2. Speaking of French…since we don’t have internet at our house right now, I’ve found myself pacing outside my neighbors’ home to update my French app. Today as I was reviewing past lessons, it was quicker to stay outside and review than going in and out of my house every 3 minutes, although I did that also.This is fine and dandy unless someone is walking by. Of course I’m reviewing animals as the factory by my house let’s out for the day…! The French phrases for “I am a butterfly” and “The wolf is pretty” are coming out of my red headed oober white skin body! Yes heads were turned and I kept speaking…and then retreated inside. Neighbors and bypasses think I’m loca en la cabasa! (Pardon my Spanish, see what I mean? ;) )
3. Speaking of languages, I interacted with some little Malagasy kids today who attend an English school. The youngest ones would shy away from speaking any English. Whereas the older children gladly greeted you in their rehearsed, “Good Morning!” “I am fine, thank you, and you?” :-) It melts my heart EVERY TIME I get to speak to kids in another culture! Their joy to cross language barriers with you is precious.

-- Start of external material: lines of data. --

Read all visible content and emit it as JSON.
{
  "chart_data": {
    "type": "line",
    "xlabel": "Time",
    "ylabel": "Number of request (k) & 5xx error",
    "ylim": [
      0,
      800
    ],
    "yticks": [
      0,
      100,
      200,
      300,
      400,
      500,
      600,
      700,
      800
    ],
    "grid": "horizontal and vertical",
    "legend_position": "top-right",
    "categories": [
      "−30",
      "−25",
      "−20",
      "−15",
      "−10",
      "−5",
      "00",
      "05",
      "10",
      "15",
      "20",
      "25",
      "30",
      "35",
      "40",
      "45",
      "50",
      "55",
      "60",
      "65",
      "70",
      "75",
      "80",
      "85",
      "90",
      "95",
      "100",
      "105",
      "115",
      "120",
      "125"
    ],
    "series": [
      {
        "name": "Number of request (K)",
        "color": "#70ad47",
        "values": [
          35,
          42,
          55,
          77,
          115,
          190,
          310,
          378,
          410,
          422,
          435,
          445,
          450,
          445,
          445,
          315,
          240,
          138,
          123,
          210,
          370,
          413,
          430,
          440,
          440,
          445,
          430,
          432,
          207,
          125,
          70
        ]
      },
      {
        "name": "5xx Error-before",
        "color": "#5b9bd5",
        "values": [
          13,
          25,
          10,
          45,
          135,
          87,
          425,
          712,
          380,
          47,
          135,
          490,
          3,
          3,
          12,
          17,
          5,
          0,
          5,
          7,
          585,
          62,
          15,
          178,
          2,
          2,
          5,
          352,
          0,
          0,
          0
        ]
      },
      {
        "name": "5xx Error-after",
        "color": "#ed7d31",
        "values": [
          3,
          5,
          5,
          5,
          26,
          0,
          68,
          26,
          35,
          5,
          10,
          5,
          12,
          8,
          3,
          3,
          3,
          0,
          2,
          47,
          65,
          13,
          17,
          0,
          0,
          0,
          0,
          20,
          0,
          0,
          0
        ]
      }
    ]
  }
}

4. Lastly, today my husband and I had a meeting to greet the Malagasy leadership of the Assemblies of God churches here. Everything went great there and then because we were already across town, we wanted to go a particular place to get some chocolate. Stephen offered to drop me off at the door as he often does anytime he drives somewhere. I normally decline, but took him up on this offer. I jumped out of the nearly moving car and walked into this bakery. Intimidated with my French and aware that I didn’t have enough money on me to purchase anything, I sat down and told the staff my husband was coming (in Frenglish—-French and English mix ;). I’m waiting for a few minutes so I pull out Stephen’s iPhone and open his bible app. I’m reading John chapter 4 in French when I get a phone call from Steve (iPhone isn’t activated yet so he has another phone). “Hey babe!”, I said. “Hey, so a cop pulled me over and took all of my papers and wants a bribe!” Ok, NOT what I was expecting, but this explained why he hadn’t come yet. He asked me to pray and I said I would. Two more bakery employees asked if they could help me and I finally muttered my rehearsed, “je vou drais café au lait avec sucre s’il vous plaît”. Then I asked if that would be possible as I wanted this coffee to be worth my time (refer to my coffee nerd blog). I saw down to the BEST coffee I’ve had eating out in Madagascar! I’d nearly forgotten about my sweet husband, (just kidding) when he came back in. Apparently he knew he shouldn’t cross a certain way in traffic but was following others as they broke traffic laws. For a country that doesn’t have many traffic laws, it seemed fair and no repercussions for anyone else. He had to pull his “I’m a pastor and a white guy who just moved here and didn’t know” card to avoid a ticket, crazy bribe or worse. We’re thankful that the cop had pity on us “white people” and extended grace!
In unrelated news—last night we had dinner with a really great family from Holland. I noticed that the husband and wife wore their wedding rings on their right hands. It reminded me of the night I met Stephen and while he was preaching I sat on his left side. Once I noticed this missionary man didn’t have a ring on his left hand, I wondered if he was married but just wore a ring on his right because he was from a different culture. Lol! Thankfully he wasn’t married :-)
From my world to yours, bonne nuit! Goodnight!